Transformation 26, the project aimed to improve efficiency to reduce cost of manufacturing cars by
@3800 per car to improve organizational and manufacturing efficiencies and to maximize sales of the
domestically built Camry and Aurion models.
Toyota should aim to support industries and social infrastructures around the world by continuously
supplying products and services that anticipate customers’ needs in order to contribute to engendering a
compassionate society.
In addition to placing top priority on safety, Toyota should thoroughly enforce compliance, including
observance of laws and regulations, and actively participate in social contribution activities.
Toyota should accelerate its business expansion into rapidly growing emerging countries by thoroughly
and meticulously monitoring market conditions in respective regions and introducing products suited to
the characteristics and needs of each market. Toyota should also strive to establish production and supply
structures to realize optimum product pricing and delivery, and to enhance the value chain to provide a
wide range of customer services in each country and region. Toyota should consider making Lexus a
priority in the Chinese market. This will enable it to become competitive with other car manufacturers in
the luxury segment.

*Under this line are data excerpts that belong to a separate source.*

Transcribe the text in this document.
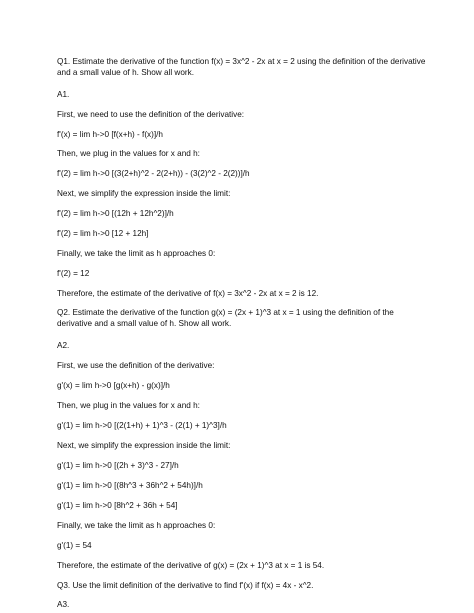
Q1. Estimate the derivative of the function f(x) = 3x^2 - 2x at x = 2 using the definition of the derivative and a small value of h. Show all work.

A1.

First, we need to use the definition of the derivative:

f'(x) = lim h->0 [f(x+h) - f(x)]/h

Then, we plug in the values for x and h:

f'(2) = lim h->0 [(3(2+h)^2 - 2(2+h)) - (3(2)^2 - 2(2))]/h

Next, we simplify the expression inside the limit:

f'(2) = lim h->0 [(12h + 12h^2)]/h

f'(2) = lim h->0 [12 + 12h]

Finally, we take the limit as h approaches 0:

f'(2) = 12

Therefore, the estimate of the derivative of f(x) = 3x^2 - 2x at x = 2 is 12.

Q2. Estimate the derivative of the function g(x) = (2x + 1)^3 at x = 1 using the definition of the derivative and a small value of h. Show all work.

A2.

First, we use the definition of the derivative:

g'(x) = lim h->0 [g(x+h) - g(x)]/h

Then, we plug in the values for x and h:

g'(1) = lim h->0 [(2(1+h) + 1)^3 - (2(1) + 1)^3]/h

Next, we simplify the expression inside the limit:

g'(1) = lim h->0 [(2h + 3)^3 - 27]/h

g'(1) = lim h->0 [(8h^3 + 36h^2 + 54h)]/h

g'(1) = lim h->0 [8h^2 + 36h + 54]

Finally, we take the limit as h approaches 0:

g'(1) = 54

Therefore, the estimate of the derivative of g(x) = (2x + 1)^3 at x = 1 is 54.

Q3. Use the limit definition of the derivative to find f'(x) if f(x) = 4x - x^2.

A3.
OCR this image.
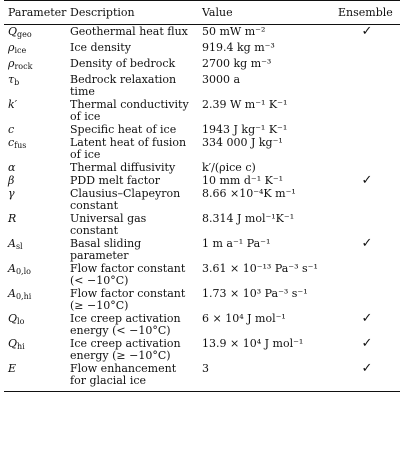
Parameter	Description	Value	Ensemble
$Q_{geo}$	Geothermal heat flux	50 mW m⁻²	✓
$\rho_{ice}$	Ice density	919.4 kg m⁻³	
$\rho_{rock}$	Density of bedrock	2700 kg m⁻³	
$\tau_b$	Bedrock relaxation time	3000 a	
k′	Thermal conductivity of ice	2.39 W m⁻¹ K⁻¹	
c	Specific heat of ice	1943 J kg⁻¹ K⁻¹	
$c_{fus}$	Latent heat of fusion of ice	334 000 J kg⁻¹	
α	Thermal diffusivity	k′/(ρice c)	
β	PDD melt factor	10 mm d⁻¹ K⁻¹	✓
γ	Clausius–Clapeyron constant	8.66 ×10⁻⁴K m⁻¹	
R	Universal gas constant	8.314 J mol⁻¹K⁻¹	
$A_{sl}$	Basal sliding parameter	1 m a⁻¹ Pa⁻¹	✓
$A_{0,lo}$	Flow factor constant (< −10°C)	3.61 × 10⁻¹³ Pa⁻³ s⁻¹	
$A_{0,hi}$	Flow factor constant (≥ −10°C)	1.73 × 10³ Pa⁻³ s⁻¹	
$Q_{lo}$	Ice creep activation energy (< −10°C)	6 × 10⁴ J mol⁻¹	✓
$Q_{hi}$	Ice creep activation energy (≥ −10°C)	13.9 × 10⁴ J mol⁻¹	✓
E	Flow enhancement for glacial ice	3	✓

Increasing production facilities in Asia will enable Toyota to have cheaper delivery
channels and become closer to the emerging market customer. Toyota should also cut out layers of middle
management so that engineers get more authority over what specific customer needs are answered in the
design and development of a new car. Toyota should pursue the development of environmentally
conscious, energy-saving products while incorporating functions and services demanded by customers
(value chain) and delivering them to the global market. Acting on these measures, Toyota should aim for
growth in three business units, namely, “solutions” in the areas of materials handling equipment, logistics,
and textile machinery; “key components” in the fields of car air-conditioning compressors and car
electronics; and “mobility” in the domains of vehicles and engines. To support consolidated management
on a global scale, Toyota should enhance the power of the workplace and diversity in the use of human
resources, and strive to nurture global human resources.